[<prev] [next>] [<thread-prev] [thread-next>] [day] [month] [year] [list]
Message-ID: <CACT4Y+b96xynNaZoBHP72-4tJM5Nzo3MBRW19_E7JsMKRWYCzg@mail.gmail.com>
Date: Tue, 14 Jan 2025 09:26:57 +0100
From: Dmitry Vyukov <dvyukov@...gle.com>
To: Namhyung Kim <namhyung@...nel.org>
Cc: irogers@...gle.com, linux-perf-users@...r.kernel.org,
linux-kernel@...r.kernel.org, eranian@...gle.com
Subject: Re: [PATCH v2] perf report: Add wall-clock and parallelism profiling
On Tue, 14 Jan 2025 at 02:51, Namhyung Kim <namhyung@...nel.org> wrote:
>
> Hello,
>
> On Mon, Jan 13, 2025 at 02:40:06PM +0100, Dmitry Vyukov wrote:
> > There are two notions of time: wall-clock time and CPU time.

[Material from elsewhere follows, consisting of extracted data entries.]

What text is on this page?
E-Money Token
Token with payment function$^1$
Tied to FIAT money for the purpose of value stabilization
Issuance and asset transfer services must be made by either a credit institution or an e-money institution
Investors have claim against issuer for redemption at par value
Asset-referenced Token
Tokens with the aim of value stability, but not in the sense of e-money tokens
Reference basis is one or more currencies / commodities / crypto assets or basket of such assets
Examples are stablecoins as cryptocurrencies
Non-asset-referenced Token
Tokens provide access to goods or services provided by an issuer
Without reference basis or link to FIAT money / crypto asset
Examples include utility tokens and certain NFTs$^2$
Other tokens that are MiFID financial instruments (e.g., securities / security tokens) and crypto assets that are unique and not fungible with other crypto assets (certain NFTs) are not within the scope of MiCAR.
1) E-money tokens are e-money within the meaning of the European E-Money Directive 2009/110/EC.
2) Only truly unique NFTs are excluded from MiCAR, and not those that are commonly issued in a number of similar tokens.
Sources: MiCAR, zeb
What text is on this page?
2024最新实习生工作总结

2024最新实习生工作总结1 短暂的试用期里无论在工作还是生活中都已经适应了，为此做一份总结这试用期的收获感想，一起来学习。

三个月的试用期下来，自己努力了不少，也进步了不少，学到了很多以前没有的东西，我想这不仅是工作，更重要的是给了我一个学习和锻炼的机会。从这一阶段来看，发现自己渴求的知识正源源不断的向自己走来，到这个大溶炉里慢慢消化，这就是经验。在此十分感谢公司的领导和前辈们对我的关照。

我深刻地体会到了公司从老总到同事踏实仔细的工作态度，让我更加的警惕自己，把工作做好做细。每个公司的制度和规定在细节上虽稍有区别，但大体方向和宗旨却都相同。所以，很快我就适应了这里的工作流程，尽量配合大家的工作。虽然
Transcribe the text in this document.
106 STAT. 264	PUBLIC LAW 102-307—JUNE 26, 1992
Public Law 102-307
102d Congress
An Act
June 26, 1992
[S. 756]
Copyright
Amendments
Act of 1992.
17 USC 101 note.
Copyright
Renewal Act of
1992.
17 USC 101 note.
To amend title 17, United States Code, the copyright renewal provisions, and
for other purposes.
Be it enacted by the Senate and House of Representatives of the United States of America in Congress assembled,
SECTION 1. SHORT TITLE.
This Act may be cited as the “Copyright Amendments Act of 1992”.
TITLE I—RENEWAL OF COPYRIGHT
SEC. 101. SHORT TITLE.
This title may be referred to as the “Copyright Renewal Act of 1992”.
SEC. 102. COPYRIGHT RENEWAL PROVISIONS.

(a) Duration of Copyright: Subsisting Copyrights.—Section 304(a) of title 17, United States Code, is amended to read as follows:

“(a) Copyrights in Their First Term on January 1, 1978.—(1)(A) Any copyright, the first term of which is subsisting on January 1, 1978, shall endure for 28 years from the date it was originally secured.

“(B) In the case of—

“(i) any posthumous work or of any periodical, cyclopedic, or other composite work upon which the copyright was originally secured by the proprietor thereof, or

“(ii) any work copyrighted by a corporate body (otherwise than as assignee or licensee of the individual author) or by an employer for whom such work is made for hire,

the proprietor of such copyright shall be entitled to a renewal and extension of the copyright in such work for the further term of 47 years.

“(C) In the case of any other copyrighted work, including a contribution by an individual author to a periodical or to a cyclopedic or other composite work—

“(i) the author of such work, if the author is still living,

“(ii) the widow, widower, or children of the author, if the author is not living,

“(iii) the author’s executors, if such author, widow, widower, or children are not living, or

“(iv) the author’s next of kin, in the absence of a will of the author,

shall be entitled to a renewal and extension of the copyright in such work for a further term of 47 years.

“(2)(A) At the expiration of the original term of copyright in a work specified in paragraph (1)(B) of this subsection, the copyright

> > For a single-threaded program, or a program running on a single-core
> > machine, these notions are the same. However, for a multi-threaded/
> > multi-process program running on a multi-core machine, these notions are
> > significantly different. Each second of wall-clock time we have
> > number-of-cores seconds of CPU time.
> >
> > Currently perf only allows to profile CPU time. Perf (and all other
> > existing profilers to the be best of my knowledge) does not allow to
> > profile wall-clock time.
> >
> > Optimizing CPU overhead is useful to improve 'throughput', while
> > optimizing wall-clock overhead is useful to improve 'latency'.
> > These profiles are complementary and are not interchangeable.
> > Examples of where wall-clock profile is needed:
> > - optimzing build latency
> > - optimizing server request latency
> > - optimizing ML training/inference latency
> > - optimizing running time of any command line program
> >
> > CPU profile is useless for these use cases at best (if a user understands
> > the difference), or misleading at worst (if a user tries to use a wrong
> > profile for a job).
> >
> > This patch adds wall-clock and parallelization profiling.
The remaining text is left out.